Reputation: 3501
I have this query:
SELECT DISTINCT
t1.`signature_id` AS id1,
t2.`signature_id` AS id2,
COUNT(DISTINCT t3.serial) AS weight
FROM `gc_con_sig` AS t1
INNER JOIN `gc_con_sig` AS t2
ON ((t1.`signature_id` != t2.`signature_id`)
AND (t1.`petition_id` = t2.`petition_id`))
INNER JOIN `wtp_data_petitions` AS t3
ON (t3.`serial` = t1.`petition_serial`)
GROUP BY t1.`signature_id`, t2.`signature_id`
HAVING weight > 0;
It essentially get the permutations of signature_ids, and the number of petitions they've both signed (weight).
That I'm trying to run against this table (gc_con_sig):
`petition_id` varchar(64) NOT NULL DEFAULT '' COMMENT 'Petition ID defined by API',
`signature_id` varchar(34) CHARACTER SET utf8 COLLATE utf8_bin DEFAULT NULL,
`petition_serial` int(11) DEFAULT NULL,
KEY `signature_id` (`signature_id`),
KEY `petition_id` (`petition_id`),
KEY `signature_petition_idx` (`signature_id`,`petition_id`),
KEY `pcidx` (`petition_id`,`signature_id`),
KEY `sig_pet_ser_idx` (`petition_serial`)
This is the explain I get:
+----+-------------+-------+--------+--------------------------------------------------------+---------+---------+------------------------+--------+----------------------------------------------+
| id | select_type | table | type | possible_keys | key | key_len | ref | rows | Extra |
+----+-------------+-------+--------+--------------------------------------------------------+---------+---------+------------------------+--------+----------------------------------------------+
| 1 | SIMPLE | t1 | ALL | petition_id,pcidx,sig_pet_ser_idx | NULL | NULL | NULL | 200659 | Using where; Using temporary; Using filesort |
| 1 | SIMPLE | t3 | eq_ref | PRIMARY | PRIMARY | 4 | wtp.t1.petition_serial | 1 | Using index |
| 1 | SIMPLE | t2 | ref | petition_id,pcidx | pcidx | 194 | wtp.t1.petition_id | 5016 | Using where; Using index |
+----+-------------+-------+--------+--------------------------------------------------------+---------+---------+------------------------+--------+----------------------------------------------+
I've optimized the various mysql configurations mysqltuner has told me to, but this query doesn't run (at least within an hour) on a machine with 17GB ram (12GB allocated to mysql).
Any ideas?
Upvotes: 1
Views: 54
Reputation: 1269993
Can signatures be on multiple petitions?

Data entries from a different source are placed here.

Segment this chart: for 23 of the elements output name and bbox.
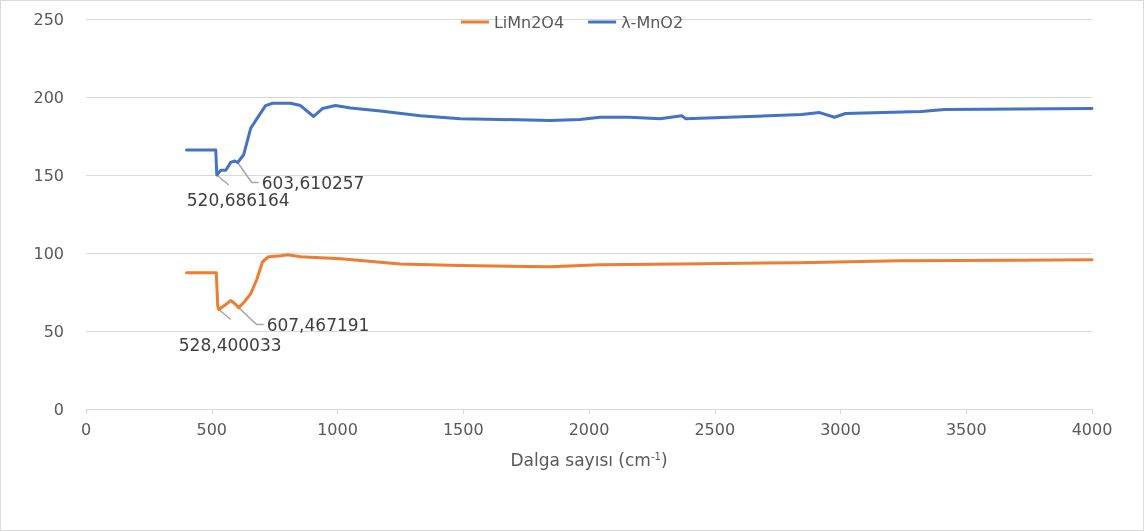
y-tick-label: 150 [33, 165, 64, 185]
x-tick-label: 3500 [945, 419, 987, 439]
x-tick-label: 2500 [694, 419, 736, 439]
x-tick-label: 1500 [442, 419, 484, 439]
annotation: 603,610257 [261, 172, 365, 193]
x-tick-label: 2000 [568, 419, 610, 439]
y-tick-label: 200 [33, 87, 64, 107]
line-series [185, 101, 1094, 177]
x-tick-label: 1000 [317, 419, 358, 439]
legend-label: λ-MnO2 [621, 12, 684, 32]
annotation: 607,467191 [266, 314, 370, 335]
annotation: 528,400033 [178, 335, 282, 356]
annotation: 520,686164 [186, 190, 290, 210]
legend-label: LiMn2O4 [493, 12, 565, 32]
y-tick-label: 0 [53, 399, 64, 419]
y-tick-label: 100 [33, 243, 64, 263]
x-tick-label: 4000 [1071, 419, 1113, 439]
x-tick-label: 3000 [820, 419, 861, 439]
x-tick-label: 0 [80, 419, 92, 439]
y-tick-label: 250 [33, 9, 64, 29]
line-series [185, 253, 1094, 311]
x-tick-label: 500 [196, 419, 228, 439]
y-tick-label: 50 [43, 321, 64, 341]
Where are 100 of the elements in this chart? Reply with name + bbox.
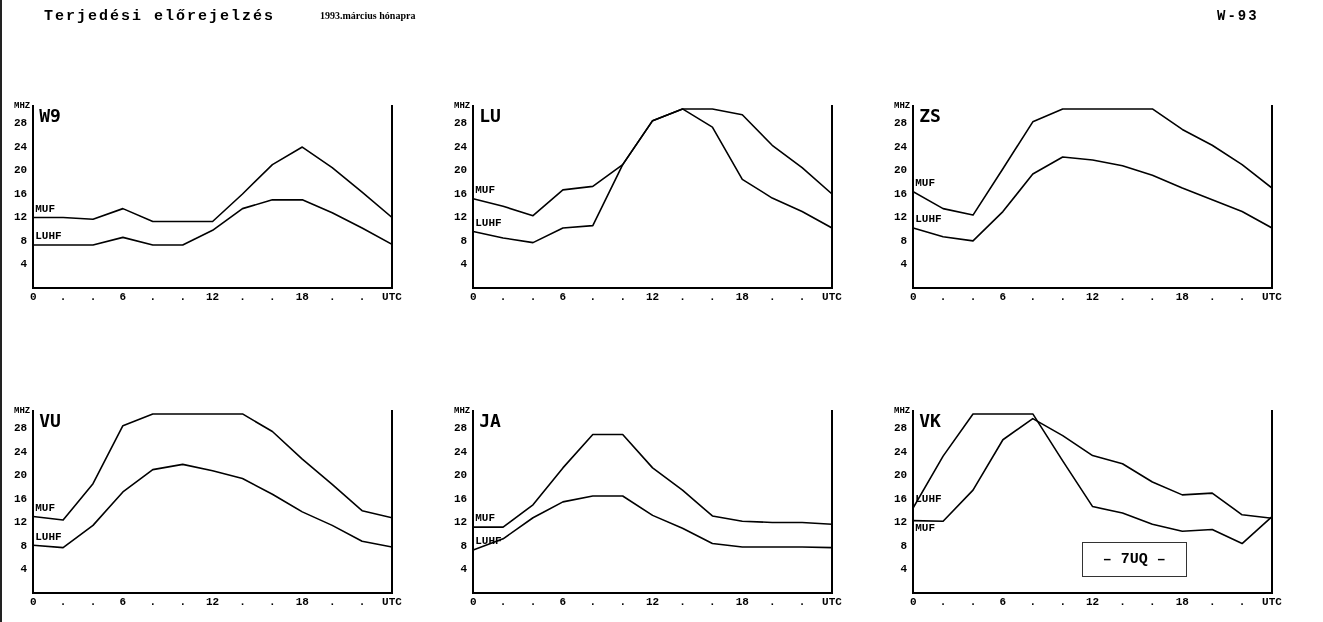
x-tick-label: .	[1238, 291, 1246, 304]
y-tick-label: 4	[900, 563, 908, 576]
y-tick-label: 12	[454, 211, 468, 224]
x-tick-label: 18	[735, 291, 750, 304]
x-tick-label: .	[149, 291, 157, 304]
y-tick-label: 8	[900, 539, 908, 552]
y-tick-label: 16	[14, 187, 28, 200]
x-tick-label: .	[1149, 291, 1156, 304]
y-tick-label: 16	[894, 492, 908, 505]
x-tick-label: 18	[295, 291, 310, 304]
y-tick-label: 24	[454, 445, 468, 458]
x-tick-label: .	[709, 291, 716, 304]
x-tick-label: .	[529, 291, 537, 304]
x-tick-label: .	[499, 596, 507, 609]
y-tick-label: 24	[894, 445, 908, 458]
y-tick-label: 12	[894, 516, 908, 529]
x-tick-label: UTC	[382, 291, 403, 304]
x-tick-label: UTC	[382, 596, 403, 609]
y-tick-label: 12	[14, 211, 28, 224]
series-label: LUHF	[35, 530, 62, 543]
x-tick-label: .	[328, 291, 336, 304]
y-tick-label: 16	[894, 187, 908, 200]
y-tick-label: 4	[20, 258, 28, 271]
x-tick-label: .	[679, 291, 686, 304]
x-tick-label: 12	[646, 596, 660, 609]
y-tick-label: 20	[454, 164, 468, 177]
x-tick-label: .	[269, 291, 276, 304]
x-tick-label: 0	[469, 291, 477, 304]
x-tick-label: 6	[559, 596, 567, 609]
y-axis-title: MHZ	[894, 101, 911, 111]
y-tick-label: 24	[14, 140, 28, 153]
y-tick-label: 20	[894, 469, 908, 482]
x-tick-label: .	[1119, 291, 1126, 304]
series-label: MUF	[915, 176, 936, 189]
x-tick-label: .	[1029, 291, 1037, 304]
x-tick-label: 6	[559, 291, 567, 304]
x-tick-label: .	[969, 291, 977, 304]
text: 1993.március hónapra	[320, 10, 416, 21]
x-tick-label: .	[679, 596, 686, 609]
y-tick-label: 16	[454, 492, 468, 505]
x-tick-label: 12	[1086, 291, 1100, 304]
chart-title: VU	[39, 410, 61, 431]
series-label: MUF	[915, 521, 936, 534]
y-tick-label: 4	[900, 258, 908, 271]
y-tick-label: 12	[14, 516, 28, 529]
y-tick-label: 28	[14, 117, 28, 130]
x-tick-label: .	[939, 291, 947, 304]
x-tick-label: 6	[999, 596, 1007, 609]
x-tick-label: .	[798, 291, 806, 304]
x-tick-label: 18	[1175, 291, 1190, 304]
x-tick-label: .	[59, 596, 67, 609]
chart-title: ZS	[919, 105, 941, 126]
x-tick-label: 12	[206, 291, 220, 304]
y-tick-label: 12	[454, 516, 468, 529]
x-tick-label: 12	[646, 291, 660, 304]
x-tick-label: .	[1238, 596, 1246, 609]
x-tick-label: .	[589, 291, 597, 304]
y-tick-label: 4	[20, 563, 28, 576]
x-tick-label: 6	[119, 291, 127, 304]
x-tick-label: .	[619, 596, 627, 609]
y-tick-label: 24	[454, 140, 468, 153]
x-tick-label: 0	[909, 291, 917, 304]
x-tick-label: .	[1059, 291, 1067, 304]
x-tick-label: .	[358, 596, 366, 609]
chart-title: LU	[479, 105, 501, 126]
x-tick-label: UTC	[1262, 291, 1283, 304]
y-tick-label: 8	[20, 234, 28, 247]
x-tick-label: 0	[29, 596, 37, 609]
x-tick-label: .	[89, 291, 97, 304]
y-tick-label: 24	[894, 140, 908, 153]
y-tick-label: 20	[454, 469, 468, 482]
x-tick-label: .	[709, 596, 716, 609]
y-tick-label: 20	[894, 164, 908, 177]
y-tick-label: 20	[14, 469, 28, 482]
x-tick-label: .	[1119, 596, 1126, 609]
y-axis-title: MHZ	[14, 101, 31, 111]
chart-title: VK	[919, 410, 942, 431]
y-tick-label: 4	[460, 563, 468, 576]
x-tick-label: .	[939, 596, 947, 609]
y-tick-label: 16	[14, 492, 28, 505]
x-tick-label: .	[529, 596, 537, 609]
x-tick-label: .	[499, 291, 507, 304]
x-tick-label: .	[589, 596, 597, 609]
chart-title: W9	[39, 105, 61, 126]
x-tick-label: 6	[119, 596, 127, 609]
x-tick-label: .	[768, 596, 776, 609]
x-tick-label: 0	[909, 596, 917, 609]
y-tick-label: 20	[14, 164, 28, 177]
x-tick-label: .	[179, 291, 187, 304]
x-tick-label: 12	[1086, 596, 1100, 609]
x-tick-label: .	[798, 596, 806, 609]
x-tick-label: .	[969, 596, 977, 609]
x-tick-label: .	[179, 596, 187, 609]
x-tick-label: 18	[735, 596, 750, 609]
y-axis-title: MHZ	[894, 406, 911, 416]
y-tick-label: 8	[900, 234, 908, 247]
x-tick-label: .	[768, 291, 776, 304]
x-tick-label: 18	[295, 596, 310, 609]
x-tick-label: 18	[1175, 596, 1190, 609]
y-tick-label: 24	[14, 445, 28, 458]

Can serial
be NULL
?
Assuming the answers are "no" to both questions, you might try:
SELECT t1.`signature_id` AS id1, t2.`signature_id` AS id2,
COUNT(*) AS weight
FROM `gc_con_sig` t1 INNER JOIN
`gc_con_sig` t2
ON (t1.`signature_id` != t2.`signature_id`) AND
(t1.`petition_id` = t2.`petition_id`)
GROUP BY t1.`signature_id`, t2.`signature_id`;
The count(distinct serial)
is counting the non-NULL values in the field. If all values are not NULL
and there are no duplicates, then this is equivalent to count(*)
.
The having clause is not needed because the on
clause basically guarantees that there is at least one match.
And, finally, select distinct
is never needed when you are using a group by
correctly.
Upvotes: 1